As the snow melts, Catherine finds a body that had been covered by the drifts. She recognises the woman and calls the local police. The investigation links this death to others. More disconcertingly, there may be a connection to a book she owns. As a collector, she has many rare and obscure volumes including a fragment by Wilkie Collins. The facts suggest the killer may have read this Victorian outline, yet that would mean Catherine would probably know the killer. Adding to the complications, a young man with whom she had a passionate affair now contacts her and asks to come back into her life. This faces her with a real emotional problem. She still has feelings the man but, when she was terminating the relationship two years earlier, he attacked her. Having had a cooling-off period of no contact other than a few letters, are there any circumstances in which a woman abused should even want to meet with someone who made a violent attack upon her?
I found the emotional core of the book to be reasonably credible. In a long life, I’ve known one or two women in Catherine’s position and recognise the dilemma. The responses of her daughter and local friends also feel right. But I have two problems with the plot as it develops. The first is her reaction when she’s actually invited to be involved in the investigation. Having been a journalist on a national newspaper, you would expect her to be a lot more proactive. Why, you might ask yourself, would an investigative journalist make a good amateur detective? The answer is a journalist has to be scrupulously careful because, any mistake can lead to complete loss of reputation and a big civil action for defamation. Except, instead of bringing her undoubted expertise to bear, she’s quite passive, preferring to leave Anthony Waite to make the running. Even when those with experience of criminal matters point out she may be a target, there’s no real sign of panic. She’s very slow to leave the isolated house to stay with her daughter. It’s convenient for the author but not completely in character unless we want to put it down to the damage to her self-confidence caused by the attack on her. Then we come to my own personal experience as a life-long book collector. I have never ever loaned one of my more rare first editions to anyone. The mere thought someone might not treat it with reverence or, worse, “forget” to return it to me is enough of a deterrent. Yet we’re supposed to believe that Catherine not only freely loaned this book out but cannot remember to whom to gave the book. Remember, we’re talking about one of five copies in North America. No self-respecting collector would let anyone touch this book unsupervised. I understand why the plot has to be this way but, to me, it makes absolutely no sense.

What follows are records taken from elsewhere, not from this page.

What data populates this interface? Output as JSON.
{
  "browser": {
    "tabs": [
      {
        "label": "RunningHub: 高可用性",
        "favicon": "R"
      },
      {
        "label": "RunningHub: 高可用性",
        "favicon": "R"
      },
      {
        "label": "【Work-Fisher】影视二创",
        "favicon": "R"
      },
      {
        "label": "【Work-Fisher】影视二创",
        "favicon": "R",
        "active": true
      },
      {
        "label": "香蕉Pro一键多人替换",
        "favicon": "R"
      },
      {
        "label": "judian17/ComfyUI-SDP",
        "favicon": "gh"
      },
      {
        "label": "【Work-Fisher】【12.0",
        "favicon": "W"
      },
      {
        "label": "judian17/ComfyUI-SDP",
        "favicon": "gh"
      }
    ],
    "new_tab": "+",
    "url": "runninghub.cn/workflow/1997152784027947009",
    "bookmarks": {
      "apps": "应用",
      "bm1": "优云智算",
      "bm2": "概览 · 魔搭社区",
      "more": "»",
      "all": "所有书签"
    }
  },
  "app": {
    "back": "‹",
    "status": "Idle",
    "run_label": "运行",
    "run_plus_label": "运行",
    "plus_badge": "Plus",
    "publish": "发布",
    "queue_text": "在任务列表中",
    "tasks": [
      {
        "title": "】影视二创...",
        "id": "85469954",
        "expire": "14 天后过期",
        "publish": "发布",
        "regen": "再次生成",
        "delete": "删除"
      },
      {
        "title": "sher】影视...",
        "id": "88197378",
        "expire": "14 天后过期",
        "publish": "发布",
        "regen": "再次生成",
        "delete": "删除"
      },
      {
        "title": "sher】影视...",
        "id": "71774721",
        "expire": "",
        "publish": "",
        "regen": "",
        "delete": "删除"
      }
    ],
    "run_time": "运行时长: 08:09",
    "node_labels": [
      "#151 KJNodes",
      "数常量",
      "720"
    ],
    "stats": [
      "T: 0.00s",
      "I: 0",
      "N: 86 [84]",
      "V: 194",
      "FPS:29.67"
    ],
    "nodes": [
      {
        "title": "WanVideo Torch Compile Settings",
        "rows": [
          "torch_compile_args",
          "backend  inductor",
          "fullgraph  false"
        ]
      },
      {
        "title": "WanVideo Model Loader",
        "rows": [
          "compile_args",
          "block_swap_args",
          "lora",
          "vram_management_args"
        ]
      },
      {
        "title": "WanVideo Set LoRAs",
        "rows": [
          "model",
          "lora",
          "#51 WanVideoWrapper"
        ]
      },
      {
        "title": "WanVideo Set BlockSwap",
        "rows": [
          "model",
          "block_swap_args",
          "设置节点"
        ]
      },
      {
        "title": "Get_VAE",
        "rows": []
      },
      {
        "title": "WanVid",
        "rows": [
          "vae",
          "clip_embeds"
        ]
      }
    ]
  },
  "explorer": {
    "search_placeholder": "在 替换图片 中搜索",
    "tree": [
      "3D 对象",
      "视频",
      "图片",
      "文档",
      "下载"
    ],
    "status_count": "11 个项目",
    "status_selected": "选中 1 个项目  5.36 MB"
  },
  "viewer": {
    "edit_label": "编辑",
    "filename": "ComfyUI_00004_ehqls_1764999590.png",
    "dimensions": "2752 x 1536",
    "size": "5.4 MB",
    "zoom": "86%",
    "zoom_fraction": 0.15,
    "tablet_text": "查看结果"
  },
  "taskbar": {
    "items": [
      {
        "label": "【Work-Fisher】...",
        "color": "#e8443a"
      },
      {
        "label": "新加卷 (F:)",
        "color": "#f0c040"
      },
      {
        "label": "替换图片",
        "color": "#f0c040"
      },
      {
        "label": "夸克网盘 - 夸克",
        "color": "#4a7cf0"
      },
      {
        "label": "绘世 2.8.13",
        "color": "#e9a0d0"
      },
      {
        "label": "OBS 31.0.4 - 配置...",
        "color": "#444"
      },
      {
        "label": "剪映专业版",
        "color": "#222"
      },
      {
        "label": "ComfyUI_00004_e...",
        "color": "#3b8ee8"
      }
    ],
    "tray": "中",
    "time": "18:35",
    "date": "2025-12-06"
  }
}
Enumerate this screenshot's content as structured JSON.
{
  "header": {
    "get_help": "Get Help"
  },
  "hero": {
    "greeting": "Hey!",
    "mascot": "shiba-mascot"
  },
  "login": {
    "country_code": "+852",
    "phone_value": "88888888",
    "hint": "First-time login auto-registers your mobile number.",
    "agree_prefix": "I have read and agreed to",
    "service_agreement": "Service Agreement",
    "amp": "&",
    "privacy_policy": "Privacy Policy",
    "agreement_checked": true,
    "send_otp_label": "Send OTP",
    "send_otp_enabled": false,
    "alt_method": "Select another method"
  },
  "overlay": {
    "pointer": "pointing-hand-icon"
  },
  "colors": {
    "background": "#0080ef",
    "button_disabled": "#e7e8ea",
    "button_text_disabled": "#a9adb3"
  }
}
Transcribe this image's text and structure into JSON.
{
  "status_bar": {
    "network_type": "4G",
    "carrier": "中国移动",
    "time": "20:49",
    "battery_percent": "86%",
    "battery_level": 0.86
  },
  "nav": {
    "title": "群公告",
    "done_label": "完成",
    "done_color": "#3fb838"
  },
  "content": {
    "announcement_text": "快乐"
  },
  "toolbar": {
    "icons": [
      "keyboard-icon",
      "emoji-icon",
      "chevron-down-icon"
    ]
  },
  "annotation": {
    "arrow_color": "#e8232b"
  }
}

If you’re prepared to look past the problems, Cloudland is a fascinating study of an abused woman struggling to deal with a new situation that seems to be forcing her to look with suspicion at the people in her local community. Having had trust issues in the past, the evolving situation becomes increasingly challenging. On balance, I’m prepared to say the combination of a superior prose style and a reasonable murder investigation makes for a very good outcome. Had Joseph Olshan come up with a plot that offered a slightly better tie between the murder(s) and the intended victim(s), we would have been looking at another award winner.
A copy of this book was sent to me for review.